Question

The derivative of \( 2^x \) with respect to \( x \) is:

• A. \( \ln(x) \cdot 2^x \)
• B. \( x \cdot 2^{x-1} \)
• C. \( \ln(2) \cdot 2^x \)
• D. \( 2 \cdot 2^{x-1} \)

Hint:

The derivative of an exponential function \( a^x \) is \( \ln(a) \cdot a^x \), where \( \ln(a) \) is the natural logarithm of the base \( a \).

Answer 1

The Correct Option is C

Step 1: Understanding the derivative of exponential functions.
The derivative of \( a^x \), where \( a \) is a constant, is given by the formula \( \frac{d}{dx}(a^x) = \ln(a) \cdot a^x \). In this case, \( a = 2 \), so the derivative of \( 2^x \) is \( \ln(2) \cdot 2^x \).

Step 2: Analyzing the options.
- (A) \( \ln(x) \cdot 2^x \): This is incorrect because the derivative involves \( \ln(2) \), not \( \ln(x) \).
- (B) \( x \cdot 2^{x-1} \): This is incorrect.

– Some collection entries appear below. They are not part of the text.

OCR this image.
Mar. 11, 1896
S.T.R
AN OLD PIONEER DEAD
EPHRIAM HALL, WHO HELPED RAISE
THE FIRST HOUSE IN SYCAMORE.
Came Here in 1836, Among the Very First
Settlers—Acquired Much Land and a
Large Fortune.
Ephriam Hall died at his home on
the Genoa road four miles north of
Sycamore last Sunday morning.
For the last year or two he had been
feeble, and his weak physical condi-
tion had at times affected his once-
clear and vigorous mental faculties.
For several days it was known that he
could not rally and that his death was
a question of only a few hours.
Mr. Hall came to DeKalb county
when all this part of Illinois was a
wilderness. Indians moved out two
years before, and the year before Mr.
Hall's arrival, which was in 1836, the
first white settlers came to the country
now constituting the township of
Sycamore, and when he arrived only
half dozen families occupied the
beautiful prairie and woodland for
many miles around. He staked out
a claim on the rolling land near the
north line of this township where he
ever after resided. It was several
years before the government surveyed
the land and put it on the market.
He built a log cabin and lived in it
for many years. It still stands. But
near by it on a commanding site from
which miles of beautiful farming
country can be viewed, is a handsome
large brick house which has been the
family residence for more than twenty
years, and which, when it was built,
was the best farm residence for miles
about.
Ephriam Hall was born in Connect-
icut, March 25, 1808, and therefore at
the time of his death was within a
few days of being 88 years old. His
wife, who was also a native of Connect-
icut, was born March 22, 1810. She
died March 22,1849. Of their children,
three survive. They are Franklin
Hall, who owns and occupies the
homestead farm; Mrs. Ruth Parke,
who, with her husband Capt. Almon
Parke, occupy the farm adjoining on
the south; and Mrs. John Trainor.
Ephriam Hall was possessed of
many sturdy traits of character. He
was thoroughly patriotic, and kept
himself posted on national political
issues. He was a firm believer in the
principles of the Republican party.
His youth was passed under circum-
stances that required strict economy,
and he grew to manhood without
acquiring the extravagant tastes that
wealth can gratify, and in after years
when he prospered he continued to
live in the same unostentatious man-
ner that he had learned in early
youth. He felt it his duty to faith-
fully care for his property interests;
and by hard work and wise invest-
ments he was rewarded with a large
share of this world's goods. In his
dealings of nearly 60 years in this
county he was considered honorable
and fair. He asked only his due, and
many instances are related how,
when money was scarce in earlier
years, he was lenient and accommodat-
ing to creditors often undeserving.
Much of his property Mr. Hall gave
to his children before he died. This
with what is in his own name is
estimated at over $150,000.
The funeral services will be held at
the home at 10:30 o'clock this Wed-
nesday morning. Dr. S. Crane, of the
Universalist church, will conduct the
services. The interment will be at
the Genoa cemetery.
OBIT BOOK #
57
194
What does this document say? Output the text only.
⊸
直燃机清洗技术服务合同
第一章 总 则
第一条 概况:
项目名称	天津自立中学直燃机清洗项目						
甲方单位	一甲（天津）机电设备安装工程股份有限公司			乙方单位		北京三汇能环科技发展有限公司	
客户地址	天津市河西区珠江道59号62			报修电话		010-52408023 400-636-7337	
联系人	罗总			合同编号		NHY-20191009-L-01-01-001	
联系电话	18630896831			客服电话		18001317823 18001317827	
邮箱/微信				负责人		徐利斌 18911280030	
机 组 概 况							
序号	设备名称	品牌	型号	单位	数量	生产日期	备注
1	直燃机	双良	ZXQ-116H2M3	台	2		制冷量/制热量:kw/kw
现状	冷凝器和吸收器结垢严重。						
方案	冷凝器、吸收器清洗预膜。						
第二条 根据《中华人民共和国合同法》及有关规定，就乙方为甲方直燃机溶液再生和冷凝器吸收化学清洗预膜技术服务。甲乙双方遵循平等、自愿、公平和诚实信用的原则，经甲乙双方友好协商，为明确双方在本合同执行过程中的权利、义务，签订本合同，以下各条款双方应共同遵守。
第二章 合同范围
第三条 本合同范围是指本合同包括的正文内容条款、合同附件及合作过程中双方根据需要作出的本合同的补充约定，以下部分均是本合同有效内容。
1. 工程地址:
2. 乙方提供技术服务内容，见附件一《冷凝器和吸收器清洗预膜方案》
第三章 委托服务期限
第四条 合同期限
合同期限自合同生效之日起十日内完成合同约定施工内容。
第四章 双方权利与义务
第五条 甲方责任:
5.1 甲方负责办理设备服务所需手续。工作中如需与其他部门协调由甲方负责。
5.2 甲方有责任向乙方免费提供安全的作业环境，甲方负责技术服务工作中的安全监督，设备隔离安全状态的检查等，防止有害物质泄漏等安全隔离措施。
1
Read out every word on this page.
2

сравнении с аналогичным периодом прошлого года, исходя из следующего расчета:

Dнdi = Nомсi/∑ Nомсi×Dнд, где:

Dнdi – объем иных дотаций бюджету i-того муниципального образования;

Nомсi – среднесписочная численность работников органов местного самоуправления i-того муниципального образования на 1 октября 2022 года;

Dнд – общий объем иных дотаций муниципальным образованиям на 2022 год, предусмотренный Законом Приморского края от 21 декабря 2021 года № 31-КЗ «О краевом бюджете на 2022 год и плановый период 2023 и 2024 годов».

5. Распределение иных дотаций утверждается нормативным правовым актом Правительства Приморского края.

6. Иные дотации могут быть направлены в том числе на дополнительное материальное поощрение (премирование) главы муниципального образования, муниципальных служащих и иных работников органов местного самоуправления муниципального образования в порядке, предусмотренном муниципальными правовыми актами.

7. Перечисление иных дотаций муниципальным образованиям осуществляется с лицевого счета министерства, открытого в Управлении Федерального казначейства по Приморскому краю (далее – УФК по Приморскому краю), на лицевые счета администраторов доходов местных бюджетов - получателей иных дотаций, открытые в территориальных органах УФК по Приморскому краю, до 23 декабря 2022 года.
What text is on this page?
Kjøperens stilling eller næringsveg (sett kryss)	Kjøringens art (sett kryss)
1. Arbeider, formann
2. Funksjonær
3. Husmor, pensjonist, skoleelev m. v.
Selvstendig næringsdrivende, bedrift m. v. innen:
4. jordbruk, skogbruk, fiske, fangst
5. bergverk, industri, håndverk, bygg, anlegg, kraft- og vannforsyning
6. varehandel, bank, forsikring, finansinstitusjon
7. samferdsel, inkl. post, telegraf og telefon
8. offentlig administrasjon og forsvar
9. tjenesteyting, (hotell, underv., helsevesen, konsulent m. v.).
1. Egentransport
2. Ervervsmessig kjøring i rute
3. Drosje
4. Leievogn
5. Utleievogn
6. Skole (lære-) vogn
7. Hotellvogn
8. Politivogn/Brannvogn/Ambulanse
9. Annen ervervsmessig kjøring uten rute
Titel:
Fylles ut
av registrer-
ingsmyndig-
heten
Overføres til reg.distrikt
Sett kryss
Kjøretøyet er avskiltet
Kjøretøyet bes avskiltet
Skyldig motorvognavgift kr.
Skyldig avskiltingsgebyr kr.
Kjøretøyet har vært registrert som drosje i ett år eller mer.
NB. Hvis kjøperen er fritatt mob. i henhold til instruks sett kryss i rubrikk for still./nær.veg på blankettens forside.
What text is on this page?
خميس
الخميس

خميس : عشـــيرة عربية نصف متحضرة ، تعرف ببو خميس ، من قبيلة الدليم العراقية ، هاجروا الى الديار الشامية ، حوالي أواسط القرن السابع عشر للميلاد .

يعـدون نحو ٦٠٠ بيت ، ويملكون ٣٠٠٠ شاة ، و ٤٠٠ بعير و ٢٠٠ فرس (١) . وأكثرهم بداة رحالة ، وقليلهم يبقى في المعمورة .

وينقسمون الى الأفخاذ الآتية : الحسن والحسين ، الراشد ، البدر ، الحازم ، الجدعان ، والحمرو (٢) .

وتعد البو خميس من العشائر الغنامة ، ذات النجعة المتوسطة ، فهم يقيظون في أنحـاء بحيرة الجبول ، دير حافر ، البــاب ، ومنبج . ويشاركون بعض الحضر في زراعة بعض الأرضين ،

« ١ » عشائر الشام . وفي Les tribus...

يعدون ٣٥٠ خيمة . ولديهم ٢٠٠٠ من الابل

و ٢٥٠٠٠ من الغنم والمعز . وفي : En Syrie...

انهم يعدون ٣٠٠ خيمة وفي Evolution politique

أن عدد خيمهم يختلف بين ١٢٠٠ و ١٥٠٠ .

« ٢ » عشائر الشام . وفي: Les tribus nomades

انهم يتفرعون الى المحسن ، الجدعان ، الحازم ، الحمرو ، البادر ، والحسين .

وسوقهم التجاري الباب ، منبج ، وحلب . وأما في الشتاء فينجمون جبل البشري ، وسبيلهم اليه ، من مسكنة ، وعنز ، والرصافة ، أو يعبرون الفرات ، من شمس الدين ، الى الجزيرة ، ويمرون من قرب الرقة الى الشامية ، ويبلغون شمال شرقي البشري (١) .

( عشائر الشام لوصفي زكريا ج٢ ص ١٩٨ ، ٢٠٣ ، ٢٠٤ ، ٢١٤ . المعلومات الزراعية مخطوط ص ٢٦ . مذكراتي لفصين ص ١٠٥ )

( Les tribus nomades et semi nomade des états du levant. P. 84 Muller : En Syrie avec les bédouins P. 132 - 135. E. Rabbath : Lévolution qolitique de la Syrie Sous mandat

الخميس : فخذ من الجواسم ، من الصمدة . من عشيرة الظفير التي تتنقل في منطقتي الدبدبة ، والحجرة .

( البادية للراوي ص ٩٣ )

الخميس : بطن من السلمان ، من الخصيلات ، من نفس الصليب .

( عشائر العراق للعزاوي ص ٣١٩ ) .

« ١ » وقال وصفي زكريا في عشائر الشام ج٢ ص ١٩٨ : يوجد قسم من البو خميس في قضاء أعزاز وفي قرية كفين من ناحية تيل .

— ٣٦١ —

The correct formula for the derivative does not involve multiplying by \( x \).
- (C) \( \ln(2) \cdot 2^x \): Correct — This is the correct derivative of \( 2^x \) with respect to \( x \).
- (D) \( 2 \cdot 2^{x-1} \): This is incorrect. It does not represent the derivative of \( 2^x \).

Step 3: Conclusion.
The correct answer is (C) because the derivative of \( 2^x \) with respect to \( x \) is \( \ln(2) \cdot 2^x \).